Studies also report that teenagers are most likely to use the web to get answers about health topics that are taboo in their culture. This can include issues related to being gay or trans, having mental health struggles, and sexual health topics. Around half of teens diagnosed with a chronic health disease prefer a support group on the internet over a in-person support group — probably because online support groups are anonymous and sharing feels safer. 

So, if you're going to use the web to stay informed about your health, how can you separate health fact from health fiction?

Teens and online health info: How to tell that what you're reading isn't 'fake news'

First off, pay attention to the source of your info — don't just use Google and click the first couple pages that come up, but be picky about where you read up on your health. Some things to keep in mind are:

  • Research studies are usually good sources, but they can be hard to understand. Government and inter-governmental websites — for instance the FDA, Medline Plus, World Health Organization, and CDC — usually offer reputable but more accessible information that anyone can understand.
  • Reputable health websites, like SteadyHealth, will offer sources for all the important claims they make, so you can follow up on your own. They do not make outrageous claims without offering evidence. If a site mentions that "a study found..." but doesn't link to the study, or just says something like "acne gives you cancer" without backing it up with research, then that site isn't to be trusted.
  • Is your source trying to sell something? That deserves extra scrutiny. If you're reading a sponsored ad on Facebook provided by the manufacturers of, I don't know, essential oils or some magic sticker that's meant to act as a pain reliever, well, keep reading — somewhere else — to see if you can verify their claims. 
  • If you're reading a personal blog or Facebook group with something like "vaccine truth (they're 100 percent poison)" or "how I lost 100 pounds in a week" in the title, just click the darn X on your tab, already.

Also pay attention to the date on which something you're reading was published. That study or book from 1930 or even 1985 might have been the best science had to offer at the time, but science moves fast. Always look for more recent information. 

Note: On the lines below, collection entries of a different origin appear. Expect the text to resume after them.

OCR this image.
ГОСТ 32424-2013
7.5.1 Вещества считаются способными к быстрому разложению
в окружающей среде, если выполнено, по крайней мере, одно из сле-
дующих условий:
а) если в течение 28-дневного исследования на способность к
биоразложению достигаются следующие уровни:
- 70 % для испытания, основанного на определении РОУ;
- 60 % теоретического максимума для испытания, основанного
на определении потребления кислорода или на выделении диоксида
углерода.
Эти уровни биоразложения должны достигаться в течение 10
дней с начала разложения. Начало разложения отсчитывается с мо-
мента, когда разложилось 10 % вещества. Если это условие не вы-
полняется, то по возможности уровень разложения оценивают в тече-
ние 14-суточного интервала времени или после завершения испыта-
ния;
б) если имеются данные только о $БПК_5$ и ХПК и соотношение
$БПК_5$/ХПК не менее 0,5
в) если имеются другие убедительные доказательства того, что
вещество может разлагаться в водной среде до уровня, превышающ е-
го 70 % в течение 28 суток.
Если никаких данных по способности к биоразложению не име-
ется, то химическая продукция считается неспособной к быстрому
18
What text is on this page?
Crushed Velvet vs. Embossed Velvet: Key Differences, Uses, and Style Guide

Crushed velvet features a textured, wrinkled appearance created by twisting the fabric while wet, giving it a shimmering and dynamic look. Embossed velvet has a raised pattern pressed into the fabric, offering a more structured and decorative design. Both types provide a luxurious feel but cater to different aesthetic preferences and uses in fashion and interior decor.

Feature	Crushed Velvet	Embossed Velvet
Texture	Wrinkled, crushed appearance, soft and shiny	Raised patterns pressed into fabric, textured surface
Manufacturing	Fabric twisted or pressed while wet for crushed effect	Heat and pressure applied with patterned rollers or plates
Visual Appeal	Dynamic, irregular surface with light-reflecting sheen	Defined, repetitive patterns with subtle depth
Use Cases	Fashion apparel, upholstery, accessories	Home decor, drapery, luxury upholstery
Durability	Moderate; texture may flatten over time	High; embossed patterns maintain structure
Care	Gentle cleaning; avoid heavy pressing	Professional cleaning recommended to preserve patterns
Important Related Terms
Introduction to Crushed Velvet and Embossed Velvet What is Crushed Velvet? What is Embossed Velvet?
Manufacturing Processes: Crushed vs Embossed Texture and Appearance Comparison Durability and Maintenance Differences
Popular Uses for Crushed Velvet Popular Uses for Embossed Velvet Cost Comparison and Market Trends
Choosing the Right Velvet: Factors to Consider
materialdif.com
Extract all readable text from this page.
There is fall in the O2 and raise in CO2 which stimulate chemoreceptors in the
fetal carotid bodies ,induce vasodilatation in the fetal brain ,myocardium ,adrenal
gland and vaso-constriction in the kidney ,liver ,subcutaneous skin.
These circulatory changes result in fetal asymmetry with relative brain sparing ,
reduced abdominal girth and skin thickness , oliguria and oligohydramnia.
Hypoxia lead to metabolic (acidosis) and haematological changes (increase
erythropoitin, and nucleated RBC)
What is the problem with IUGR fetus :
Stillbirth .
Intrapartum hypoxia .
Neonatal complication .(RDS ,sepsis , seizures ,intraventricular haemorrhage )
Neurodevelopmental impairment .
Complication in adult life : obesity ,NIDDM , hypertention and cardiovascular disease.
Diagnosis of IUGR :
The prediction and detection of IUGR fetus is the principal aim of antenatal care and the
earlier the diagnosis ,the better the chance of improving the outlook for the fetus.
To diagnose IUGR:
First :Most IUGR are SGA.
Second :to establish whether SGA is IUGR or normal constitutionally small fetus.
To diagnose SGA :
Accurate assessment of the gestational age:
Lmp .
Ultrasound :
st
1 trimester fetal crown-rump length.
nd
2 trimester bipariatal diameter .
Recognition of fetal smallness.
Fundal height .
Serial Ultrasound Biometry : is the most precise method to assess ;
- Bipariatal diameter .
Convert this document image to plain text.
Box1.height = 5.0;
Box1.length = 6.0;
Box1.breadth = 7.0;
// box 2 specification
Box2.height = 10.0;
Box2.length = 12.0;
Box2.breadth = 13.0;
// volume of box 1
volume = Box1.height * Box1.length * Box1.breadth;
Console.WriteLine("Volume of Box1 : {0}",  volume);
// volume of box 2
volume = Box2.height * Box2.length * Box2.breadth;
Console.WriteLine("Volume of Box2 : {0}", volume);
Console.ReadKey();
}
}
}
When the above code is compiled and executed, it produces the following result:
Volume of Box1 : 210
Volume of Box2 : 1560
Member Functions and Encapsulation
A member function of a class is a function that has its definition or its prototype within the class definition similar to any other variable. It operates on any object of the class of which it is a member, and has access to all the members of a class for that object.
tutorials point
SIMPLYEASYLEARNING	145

Some dubious claims are easy to spot, because they're quite literally unbelievable. If your Spidey senses are tingling, listen to them! But remember that even things that sound totally logical may not be true, so when it doubt, it's always good to check on multiple websites, including governmental ones.

You could also do something few teens apparently do these days, and make an appointment with your doctor to ask your questions. Remember that self-diagnosis isn't foolproof by any means; the articles you read about, say, arthritis, might be completely reputable — but that'd be useless if you're really dealing with a sports injury. So, if you're reading up about health online because you're worried about your own, check in with your doctor.